The Broader Context: Why Now
The air ambulance services market is growing at double-digit rates, projected to reach USD 47 billion by 2032. At the same time, medical escort services are projected to reach USD 1 billion by 2031. Clearly, the demand for in-flight medical care is rising.
But in that growth, there is a blind spot. Families, brokers, and even some healthcare professionals still do not realize the difference between “a nurse” and a flight nurse.
Air Nurses was created to fill that blind spot, to raise the standard not just for our clients, but for the entire private aviation industry.
The Core Principles
There are a few key things that we emphasize in our practice. Our job is this:
To ensure no client ever has to compromise between comfort and safety.
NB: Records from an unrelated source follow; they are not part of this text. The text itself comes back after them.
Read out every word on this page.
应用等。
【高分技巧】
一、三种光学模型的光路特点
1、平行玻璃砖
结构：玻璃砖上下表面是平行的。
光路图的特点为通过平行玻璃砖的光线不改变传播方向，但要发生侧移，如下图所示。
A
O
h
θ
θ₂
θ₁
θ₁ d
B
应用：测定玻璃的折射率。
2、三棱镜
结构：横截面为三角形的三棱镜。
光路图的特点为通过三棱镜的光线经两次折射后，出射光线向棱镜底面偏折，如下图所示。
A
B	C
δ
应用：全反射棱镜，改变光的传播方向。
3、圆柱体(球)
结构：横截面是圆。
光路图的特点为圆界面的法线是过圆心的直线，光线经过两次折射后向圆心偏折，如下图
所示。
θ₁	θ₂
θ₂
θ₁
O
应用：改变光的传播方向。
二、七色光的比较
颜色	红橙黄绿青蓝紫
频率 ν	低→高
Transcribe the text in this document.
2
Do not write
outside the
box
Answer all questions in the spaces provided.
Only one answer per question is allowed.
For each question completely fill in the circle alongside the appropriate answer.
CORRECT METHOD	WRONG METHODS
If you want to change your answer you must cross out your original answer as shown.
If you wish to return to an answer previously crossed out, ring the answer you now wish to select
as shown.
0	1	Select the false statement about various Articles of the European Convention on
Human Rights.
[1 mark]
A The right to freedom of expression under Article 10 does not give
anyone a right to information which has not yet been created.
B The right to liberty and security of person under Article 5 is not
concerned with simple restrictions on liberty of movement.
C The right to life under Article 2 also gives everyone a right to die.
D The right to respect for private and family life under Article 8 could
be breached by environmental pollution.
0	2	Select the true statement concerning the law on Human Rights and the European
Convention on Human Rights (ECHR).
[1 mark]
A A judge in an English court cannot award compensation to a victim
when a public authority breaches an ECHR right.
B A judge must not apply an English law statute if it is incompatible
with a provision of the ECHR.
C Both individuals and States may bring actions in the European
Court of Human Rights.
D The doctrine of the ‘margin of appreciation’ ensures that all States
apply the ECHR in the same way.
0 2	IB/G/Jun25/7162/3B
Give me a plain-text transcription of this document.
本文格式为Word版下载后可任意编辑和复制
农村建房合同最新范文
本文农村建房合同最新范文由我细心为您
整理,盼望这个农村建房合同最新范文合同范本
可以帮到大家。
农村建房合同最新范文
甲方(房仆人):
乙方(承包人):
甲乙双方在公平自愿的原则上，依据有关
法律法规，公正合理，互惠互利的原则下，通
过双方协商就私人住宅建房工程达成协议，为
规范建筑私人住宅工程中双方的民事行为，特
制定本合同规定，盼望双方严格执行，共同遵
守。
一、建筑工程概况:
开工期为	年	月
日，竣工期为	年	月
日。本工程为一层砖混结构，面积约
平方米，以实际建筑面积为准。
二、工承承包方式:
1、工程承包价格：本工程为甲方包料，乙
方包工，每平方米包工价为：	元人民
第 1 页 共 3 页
To educate private aviation that aviation-experienced, credentialed nurses are not a luxury, they are essential.
To set a new baseline for in-flight medical oversight, grounded in compassion, dignity, and clinical rigor.
Closing Thought
In aviation, the smallest details make the biggest difference. The same is true in healthcare. The letters after a nurse’s name — CFRN— are not just credentials. They represent years of experience, countless hours in high-stakes environments, and the readiness to act when lives depend on it.
Air Nurses exists because I believe private aviation deserves nothing less.